Ran into this issue yesterday on one of our sites. First of all the site is hosted in a web farm environment and for the time being I have added a static machineKey to the web.config on both nodes (2 node environment). This has solved the issue and everything is running fine now.

This raised the following question: Why is it that all our other sites that run on this environment does not require this (machineKey in the web.config).

I checked event logs to make sure that we are not having the same issue on other sites and everything looks fine. I also confirmed that the app pool is not recycling too often and everything was normal with regards to app pool settings.

The only explanation I can come up with is that the site is rendered by one node and subsequent post backs go to another node - which would leave me to believe that the problem lies with the load balancer. Our infrastructure guys tells me that everything is as it should be with regards to the load balancer and the scenario that I am proposing will not happen.

Am I missing the obvious here or are there anything else that I can consider?

Thanks in advance

A: 

If you are working with a web-farm environment, machine key values, if specified in the web.config need to be synced.
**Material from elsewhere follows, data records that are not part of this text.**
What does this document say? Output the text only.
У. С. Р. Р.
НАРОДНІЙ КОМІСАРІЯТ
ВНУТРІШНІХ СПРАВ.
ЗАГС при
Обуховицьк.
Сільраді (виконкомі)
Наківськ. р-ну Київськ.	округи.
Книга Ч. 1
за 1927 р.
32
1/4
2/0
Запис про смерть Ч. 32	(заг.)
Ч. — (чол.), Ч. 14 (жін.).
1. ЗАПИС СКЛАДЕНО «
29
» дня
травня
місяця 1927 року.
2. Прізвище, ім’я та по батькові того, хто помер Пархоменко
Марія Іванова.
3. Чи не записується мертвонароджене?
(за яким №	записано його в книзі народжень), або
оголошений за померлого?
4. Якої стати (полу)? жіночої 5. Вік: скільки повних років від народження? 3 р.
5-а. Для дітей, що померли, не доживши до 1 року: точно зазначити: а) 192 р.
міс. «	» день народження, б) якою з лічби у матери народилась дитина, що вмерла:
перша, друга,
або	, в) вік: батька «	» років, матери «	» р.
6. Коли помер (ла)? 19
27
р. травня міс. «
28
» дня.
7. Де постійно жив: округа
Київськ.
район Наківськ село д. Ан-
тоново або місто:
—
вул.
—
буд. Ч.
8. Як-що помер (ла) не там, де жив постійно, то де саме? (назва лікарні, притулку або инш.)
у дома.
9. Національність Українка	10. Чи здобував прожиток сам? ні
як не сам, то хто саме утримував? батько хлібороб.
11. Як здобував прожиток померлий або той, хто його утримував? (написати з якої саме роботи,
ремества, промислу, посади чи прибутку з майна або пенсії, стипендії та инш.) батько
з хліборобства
In addition, you will want to make sure that the machine key values in the machine.config file are also synced between the two.

Mitchel Sellers
@Mitchel I understand the logic behind that but what I don't get is why other sites seem to work fine without having a machine key value specified in the web.config and if the machine.config is synced between nodes and that is the reason why the other sites work, why do we have site needing it specified on the web.config as well.
Dieter G
+1  A: 

Basically, yes, you're right - you generally see this in a web farm environment when "Sticky Sessions" aren't properly configured in the load balancer, and the users postback is sent to a different server.

To be fair to your network guys, it's possible that most requests are being sent to one server, but that this application is tipping the usage such that requests are often sent to another server - but you should be seeing that across all sites, unless the traffic patterns are completely different.

The other possible cause is that either your page is taking too long to load, and the users are posting back before the page has completely finished loading - I'd managed to get one of my sites doing that with a couple of remote advert calls buried halfway through the page load, or the users are waiting too long between page render and postback and the session on the loadbalancer is timing out so it thinks it's a new request.

Zhaph - Ben Duguid
+1 for the Sticky Sessions idea - I am having the network guys check how session persistence is configured for this particular site. I doubt very much that the page is loading too slow or not loaded completely before a post back happens - its a one page "registration of interest" type site with a few textbox fields and no heavy graphics (using CSS sprites to reduce http requests and total image size)
Dieter G
Session Persistence or "Sticky Sessions" was set to 0 seconds on the load balancer so requests were flicked between servers based on traffic load. Explains why our other sites ran fine without a static machineKey defined in the web.config because they stuck to a single node - Thanks for the advice.